Well, Not sure how well one is able to use Terrain:ReadVoxels and Terrain:WriteVoxels. for this as I personalyl have never tried it, but you might be able to try that.
The idea being you Terrain:ReadVoxels in a given area to get all the grass terrain and then replace them using Terrain:WriteVoxels.
Scripting Terrain - Reading and Writing Voxels
Unless you’re looking to have grass in certain regions and snow in others I personally would select the whole region for the map and set said terrain matching grass to snow. Likewise if you want to sweep an area in sections you could run a loop that goes up in the X axis.
Example: I have a region of 10 x 10 x 10 centered at 0,0,0. I want to go + on the X axis 2 times each region having a different terrain set.
I know that since the region is a 10 x 10 x 10 square that on the left side (X-) it goes to -5 and on the right side it goes to 5 (X+) for the X axis. For depth (Z) it does the same thing, goes to 5 on Z+ and -5 on Z-. Same thing for the Y axis 5 on Y+ and -5 on Y-.
Now I just need some sort of function or formula that can give me the center of the next region.
In this case POS will be the initial starting position in this example we’re staying on the X axis. and REPT going left/Right. Obviously the down side is we’re stuck on one Axis currently.

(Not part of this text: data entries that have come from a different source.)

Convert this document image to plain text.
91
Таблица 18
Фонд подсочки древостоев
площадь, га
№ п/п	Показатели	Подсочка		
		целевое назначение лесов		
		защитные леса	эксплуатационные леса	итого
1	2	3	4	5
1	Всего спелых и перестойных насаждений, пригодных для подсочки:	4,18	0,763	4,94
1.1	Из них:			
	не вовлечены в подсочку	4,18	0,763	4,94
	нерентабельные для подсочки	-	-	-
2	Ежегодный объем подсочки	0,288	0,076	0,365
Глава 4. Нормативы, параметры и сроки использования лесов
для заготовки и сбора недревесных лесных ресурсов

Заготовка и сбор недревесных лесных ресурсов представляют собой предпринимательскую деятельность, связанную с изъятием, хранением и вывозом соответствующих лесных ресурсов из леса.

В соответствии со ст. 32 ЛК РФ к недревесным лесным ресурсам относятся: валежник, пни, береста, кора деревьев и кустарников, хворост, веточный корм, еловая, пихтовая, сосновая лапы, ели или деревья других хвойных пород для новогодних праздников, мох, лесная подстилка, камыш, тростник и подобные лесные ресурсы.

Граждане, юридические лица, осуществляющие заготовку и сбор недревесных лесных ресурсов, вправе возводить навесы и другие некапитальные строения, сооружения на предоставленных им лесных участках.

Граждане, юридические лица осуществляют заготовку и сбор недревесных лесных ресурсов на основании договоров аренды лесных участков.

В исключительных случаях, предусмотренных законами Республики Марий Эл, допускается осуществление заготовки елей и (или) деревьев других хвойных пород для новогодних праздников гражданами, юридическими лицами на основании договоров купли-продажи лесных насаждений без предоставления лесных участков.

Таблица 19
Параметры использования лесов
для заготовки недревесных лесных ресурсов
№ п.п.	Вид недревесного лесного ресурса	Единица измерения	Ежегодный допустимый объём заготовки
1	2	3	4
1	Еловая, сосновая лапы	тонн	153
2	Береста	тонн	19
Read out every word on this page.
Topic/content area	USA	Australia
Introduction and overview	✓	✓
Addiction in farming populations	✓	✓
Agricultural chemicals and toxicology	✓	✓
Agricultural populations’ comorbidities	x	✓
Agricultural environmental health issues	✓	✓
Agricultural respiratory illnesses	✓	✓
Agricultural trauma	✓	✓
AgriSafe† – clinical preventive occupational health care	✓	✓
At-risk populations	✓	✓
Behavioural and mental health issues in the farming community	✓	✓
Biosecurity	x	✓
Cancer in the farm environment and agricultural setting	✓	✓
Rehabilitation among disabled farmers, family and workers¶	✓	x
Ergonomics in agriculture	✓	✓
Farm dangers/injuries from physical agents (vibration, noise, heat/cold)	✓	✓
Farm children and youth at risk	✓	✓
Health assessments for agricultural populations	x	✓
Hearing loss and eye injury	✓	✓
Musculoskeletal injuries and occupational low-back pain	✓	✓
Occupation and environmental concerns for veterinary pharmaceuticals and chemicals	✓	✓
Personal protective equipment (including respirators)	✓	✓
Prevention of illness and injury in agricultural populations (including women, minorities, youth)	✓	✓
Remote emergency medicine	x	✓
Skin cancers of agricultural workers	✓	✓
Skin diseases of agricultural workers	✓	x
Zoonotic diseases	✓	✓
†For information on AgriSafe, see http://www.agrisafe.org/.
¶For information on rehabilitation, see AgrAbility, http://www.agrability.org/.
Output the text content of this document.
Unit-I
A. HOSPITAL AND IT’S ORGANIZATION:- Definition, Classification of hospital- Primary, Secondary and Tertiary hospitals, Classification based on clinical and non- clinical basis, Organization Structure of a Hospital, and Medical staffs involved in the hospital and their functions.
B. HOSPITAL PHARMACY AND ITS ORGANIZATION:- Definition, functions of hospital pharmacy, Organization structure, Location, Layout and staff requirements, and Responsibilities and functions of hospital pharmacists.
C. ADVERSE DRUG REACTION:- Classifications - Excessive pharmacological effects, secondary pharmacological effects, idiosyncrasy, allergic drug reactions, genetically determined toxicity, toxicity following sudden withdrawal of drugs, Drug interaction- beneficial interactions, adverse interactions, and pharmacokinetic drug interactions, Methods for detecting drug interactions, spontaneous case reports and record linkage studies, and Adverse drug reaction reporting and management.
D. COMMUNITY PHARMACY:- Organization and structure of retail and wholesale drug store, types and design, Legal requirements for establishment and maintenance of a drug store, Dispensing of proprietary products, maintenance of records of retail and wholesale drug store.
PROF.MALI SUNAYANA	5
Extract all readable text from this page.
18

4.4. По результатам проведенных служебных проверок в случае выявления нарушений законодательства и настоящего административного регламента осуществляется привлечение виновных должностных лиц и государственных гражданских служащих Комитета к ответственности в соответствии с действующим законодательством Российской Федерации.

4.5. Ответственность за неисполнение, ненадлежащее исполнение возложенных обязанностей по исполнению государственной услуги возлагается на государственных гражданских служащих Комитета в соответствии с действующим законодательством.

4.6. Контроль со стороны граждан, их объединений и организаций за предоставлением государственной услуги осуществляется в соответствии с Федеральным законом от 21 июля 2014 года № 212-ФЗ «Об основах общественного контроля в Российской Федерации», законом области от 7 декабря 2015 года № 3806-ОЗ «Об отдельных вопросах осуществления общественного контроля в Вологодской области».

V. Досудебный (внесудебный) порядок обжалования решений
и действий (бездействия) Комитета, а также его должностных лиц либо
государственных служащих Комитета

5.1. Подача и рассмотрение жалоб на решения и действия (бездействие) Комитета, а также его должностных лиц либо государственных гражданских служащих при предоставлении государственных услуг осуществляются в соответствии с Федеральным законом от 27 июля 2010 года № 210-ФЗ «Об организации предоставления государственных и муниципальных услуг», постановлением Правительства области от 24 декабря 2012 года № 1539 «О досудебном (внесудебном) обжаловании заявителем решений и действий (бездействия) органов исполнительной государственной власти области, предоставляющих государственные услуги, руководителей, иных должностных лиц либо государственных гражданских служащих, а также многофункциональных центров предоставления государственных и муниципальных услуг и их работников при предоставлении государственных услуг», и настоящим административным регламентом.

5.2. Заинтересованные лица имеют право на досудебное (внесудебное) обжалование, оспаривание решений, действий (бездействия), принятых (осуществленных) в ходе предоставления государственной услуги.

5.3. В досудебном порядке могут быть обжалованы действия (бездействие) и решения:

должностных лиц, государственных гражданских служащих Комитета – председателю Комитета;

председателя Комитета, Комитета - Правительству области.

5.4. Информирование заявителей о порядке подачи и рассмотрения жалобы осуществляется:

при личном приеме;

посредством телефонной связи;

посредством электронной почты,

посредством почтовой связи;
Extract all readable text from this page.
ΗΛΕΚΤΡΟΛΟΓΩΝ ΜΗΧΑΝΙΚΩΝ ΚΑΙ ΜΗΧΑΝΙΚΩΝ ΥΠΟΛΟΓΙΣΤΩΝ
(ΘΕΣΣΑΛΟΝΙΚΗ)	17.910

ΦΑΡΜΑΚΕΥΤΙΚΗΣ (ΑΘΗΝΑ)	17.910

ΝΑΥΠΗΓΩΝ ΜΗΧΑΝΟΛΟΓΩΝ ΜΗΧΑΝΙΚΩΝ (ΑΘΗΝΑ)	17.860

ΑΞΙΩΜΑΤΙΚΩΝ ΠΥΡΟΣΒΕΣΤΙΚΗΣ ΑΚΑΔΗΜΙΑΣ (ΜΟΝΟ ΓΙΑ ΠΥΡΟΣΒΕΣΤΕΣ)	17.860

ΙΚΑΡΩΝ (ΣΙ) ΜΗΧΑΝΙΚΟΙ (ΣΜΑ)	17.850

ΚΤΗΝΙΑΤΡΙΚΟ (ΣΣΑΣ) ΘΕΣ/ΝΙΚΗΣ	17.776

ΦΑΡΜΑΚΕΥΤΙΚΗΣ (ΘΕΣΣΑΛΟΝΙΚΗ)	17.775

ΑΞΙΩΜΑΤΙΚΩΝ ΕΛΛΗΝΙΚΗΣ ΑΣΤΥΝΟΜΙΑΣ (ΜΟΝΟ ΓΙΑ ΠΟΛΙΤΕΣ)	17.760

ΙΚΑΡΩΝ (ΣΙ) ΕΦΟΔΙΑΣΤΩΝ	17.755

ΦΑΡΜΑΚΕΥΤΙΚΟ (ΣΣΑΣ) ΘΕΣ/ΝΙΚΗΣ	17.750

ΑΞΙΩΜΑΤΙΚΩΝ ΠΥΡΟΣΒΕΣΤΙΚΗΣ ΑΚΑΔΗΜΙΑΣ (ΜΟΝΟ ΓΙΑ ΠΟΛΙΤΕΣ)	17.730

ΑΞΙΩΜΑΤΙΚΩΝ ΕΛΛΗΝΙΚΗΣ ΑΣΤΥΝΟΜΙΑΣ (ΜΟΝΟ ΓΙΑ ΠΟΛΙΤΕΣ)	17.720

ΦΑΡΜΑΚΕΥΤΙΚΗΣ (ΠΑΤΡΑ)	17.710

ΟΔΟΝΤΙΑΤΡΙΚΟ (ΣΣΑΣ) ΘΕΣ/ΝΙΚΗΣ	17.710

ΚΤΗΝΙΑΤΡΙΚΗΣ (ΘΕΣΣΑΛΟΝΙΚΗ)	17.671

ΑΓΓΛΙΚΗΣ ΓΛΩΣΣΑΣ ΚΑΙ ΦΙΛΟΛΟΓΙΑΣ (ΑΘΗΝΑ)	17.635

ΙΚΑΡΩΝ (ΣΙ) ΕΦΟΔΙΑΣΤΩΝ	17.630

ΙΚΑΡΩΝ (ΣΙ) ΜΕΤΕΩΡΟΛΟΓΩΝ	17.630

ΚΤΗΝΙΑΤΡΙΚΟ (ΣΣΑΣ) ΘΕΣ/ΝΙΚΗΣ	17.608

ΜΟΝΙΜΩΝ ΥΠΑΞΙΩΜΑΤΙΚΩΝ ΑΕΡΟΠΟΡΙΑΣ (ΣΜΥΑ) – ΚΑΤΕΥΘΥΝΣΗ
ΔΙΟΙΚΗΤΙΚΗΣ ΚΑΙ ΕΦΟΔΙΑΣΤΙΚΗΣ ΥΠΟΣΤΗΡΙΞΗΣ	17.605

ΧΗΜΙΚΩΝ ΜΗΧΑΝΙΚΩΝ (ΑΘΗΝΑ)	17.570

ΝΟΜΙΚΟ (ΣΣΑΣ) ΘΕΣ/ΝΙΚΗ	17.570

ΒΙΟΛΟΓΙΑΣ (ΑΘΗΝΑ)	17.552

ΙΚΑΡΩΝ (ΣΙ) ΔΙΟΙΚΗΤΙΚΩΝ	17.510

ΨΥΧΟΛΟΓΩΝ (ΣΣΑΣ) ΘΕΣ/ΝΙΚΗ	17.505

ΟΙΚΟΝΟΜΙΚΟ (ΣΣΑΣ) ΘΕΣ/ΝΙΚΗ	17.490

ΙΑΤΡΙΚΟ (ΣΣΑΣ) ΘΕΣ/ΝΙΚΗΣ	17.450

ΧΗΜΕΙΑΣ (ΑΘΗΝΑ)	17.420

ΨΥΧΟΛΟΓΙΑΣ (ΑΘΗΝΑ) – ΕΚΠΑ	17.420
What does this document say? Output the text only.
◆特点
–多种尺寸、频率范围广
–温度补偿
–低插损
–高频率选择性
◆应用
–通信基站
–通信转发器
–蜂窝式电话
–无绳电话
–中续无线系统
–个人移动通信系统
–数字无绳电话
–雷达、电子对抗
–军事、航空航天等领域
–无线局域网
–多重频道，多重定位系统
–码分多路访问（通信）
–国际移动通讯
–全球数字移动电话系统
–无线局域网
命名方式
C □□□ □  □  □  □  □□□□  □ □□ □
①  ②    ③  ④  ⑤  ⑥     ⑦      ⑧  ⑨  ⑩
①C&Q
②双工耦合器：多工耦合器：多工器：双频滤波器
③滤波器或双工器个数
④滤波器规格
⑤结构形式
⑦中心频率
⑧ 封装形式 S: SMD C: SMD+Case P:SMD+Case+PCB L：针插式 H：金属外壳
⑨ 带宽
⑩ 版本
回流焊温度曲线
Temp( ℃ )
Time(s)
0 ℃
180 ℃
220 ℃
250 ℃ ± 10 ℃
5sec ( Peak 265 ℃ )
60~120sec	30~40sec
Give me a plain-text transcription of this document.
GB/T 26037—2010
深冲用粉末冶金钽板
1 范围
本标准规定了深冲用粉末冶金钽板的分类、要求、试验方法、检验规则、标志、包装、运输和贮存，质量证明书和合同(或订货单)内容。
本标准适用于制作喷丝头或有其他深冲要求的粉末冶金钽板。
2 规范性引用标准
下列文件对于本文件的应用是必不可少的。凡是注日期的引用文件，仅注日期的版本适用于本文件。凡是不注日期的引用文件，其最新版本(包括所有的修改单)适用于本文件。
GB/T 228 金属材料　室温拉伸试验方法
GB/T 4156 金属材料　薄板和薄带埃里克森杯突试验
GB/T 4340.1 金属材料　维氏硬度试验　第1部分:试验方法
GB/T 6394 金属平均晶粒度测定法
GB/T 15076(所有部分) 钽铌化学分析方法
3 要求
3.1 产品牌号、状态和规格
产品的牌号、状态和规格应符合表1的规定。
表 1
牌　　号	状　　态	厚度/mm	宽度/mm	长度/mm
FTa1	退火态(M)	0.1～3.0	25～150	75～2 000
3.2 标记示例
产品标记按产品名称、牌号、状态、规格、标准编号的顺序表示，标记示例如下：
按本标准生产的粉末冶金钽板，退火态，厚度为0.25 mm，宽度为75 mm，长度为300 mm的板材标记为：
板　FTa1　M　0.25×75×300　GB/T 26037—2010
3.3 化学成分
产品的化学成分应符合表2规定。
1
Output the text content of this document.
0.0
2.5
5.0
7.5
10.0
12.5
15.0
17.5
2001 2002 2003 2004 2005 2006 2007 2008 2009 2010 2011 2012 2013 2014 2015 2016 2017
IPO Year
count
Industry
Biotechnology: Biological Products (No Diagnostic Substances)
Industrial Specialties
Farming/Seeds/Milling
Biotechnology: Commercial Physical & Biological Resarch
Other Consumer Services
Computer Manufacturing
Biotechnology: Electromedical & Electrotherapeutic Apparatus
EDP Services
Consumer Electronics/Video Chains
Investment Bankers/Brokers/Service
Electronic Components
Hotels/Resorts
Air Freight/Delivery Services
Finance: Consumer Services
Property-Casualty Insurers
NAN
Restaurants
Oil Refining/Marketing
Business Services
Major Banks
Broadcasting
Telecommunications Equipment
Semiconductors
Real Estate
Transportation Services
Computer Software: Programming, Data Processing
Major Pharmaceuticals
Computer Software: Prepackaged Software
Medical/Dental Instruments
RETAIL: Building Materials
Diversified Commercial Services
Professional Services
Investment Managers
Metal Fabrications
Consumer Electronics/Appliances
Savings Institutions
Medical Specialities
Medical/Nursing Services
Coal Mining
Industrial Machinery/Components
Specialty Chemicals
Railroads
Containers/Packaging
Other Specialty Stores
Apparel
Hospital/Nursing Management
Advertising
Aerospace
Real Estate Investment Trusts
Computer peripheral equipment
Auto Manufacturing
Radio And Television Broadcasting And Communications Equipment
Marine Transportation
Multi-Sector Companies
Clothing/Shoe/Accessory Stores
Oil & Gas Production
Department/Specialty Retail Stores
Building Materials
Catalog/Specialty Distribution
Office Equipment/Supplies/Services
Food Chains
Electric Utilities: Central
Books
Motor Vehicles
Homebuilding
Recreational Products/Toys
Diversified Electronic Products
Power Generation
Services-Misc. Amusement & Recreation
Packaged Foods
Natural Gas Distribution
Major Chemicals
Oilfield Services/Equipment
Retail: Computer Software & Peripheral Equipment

F(POSX,SIZE,REPT) = POSX + (SIZE* REPT)
So long as we know our Z Axis we can use this in one direction going left to right, so let’s put some numbers in.
F(0,10,1) = 0 + (101)
F = 10
F(0,10,2) = 0 + (102)
F = 20
Now that we have values for the center of region on the X axis we can go X- by 1/2 of SIZE and X+ by 1/2 of SIZE on the X axis to get the Region Corners. Keep in mind we haven’t changed our Z so for F(0,10,2) we’re at 20,0,0 (X,Y,Z).
Taking 1/2 of SIZE on X- gets us 15. so thats 15,0,0 now if we take 1/2 of SIZE and add it to the Z axis we get the top right corner which is 15,0,5.
Now lets get the bottom left corner.
We take 20 and add 1/2 half of SIZE to it and get 25 for our X axis now we take 1/2 of Size again and subtract it from the Z axis and get -5 for that. Puting numbers together we get 25,0,-5 for the bottom left. That gets us what the region bounderies are which can be useful for many things.
the included picture shows what the region would look like. the parts are 1x1x1
Since regions do this math for bounderies for us we just need the center position and size of the region. F(POSX,SIZE,REPT) gets us the position on the X axis.
However, we’re still stuck going left and right on the X axis and cant make any progress with the Z Axis. I personally would take the first region we started with and say I want to go Z+ would take
Z and add the SIZE to it. if we’re at 0,0,0 for the center that means the next region above that is at
0,0,10. so long as SIZE = 10.
We’d do the same thing for the Y axis as well.
Here’s a Lua function:
-- return center of region
function regionCenter(x,y,z,size,rept)
local z = 0
local x = 0
local y= 0
local poss = {}
x = x + (size * rept)
z = z + (size * rept)
y = y + (size * rept)
poss = {x,y,z}
return poss
end
Sorry if this was a bit confusing, thought it would be good to cover how a region is actually calculated before getting the center of a region. Hopefully this gives you an idea of where to go with looping through a region. Let me know if you run into any problems or have any questions.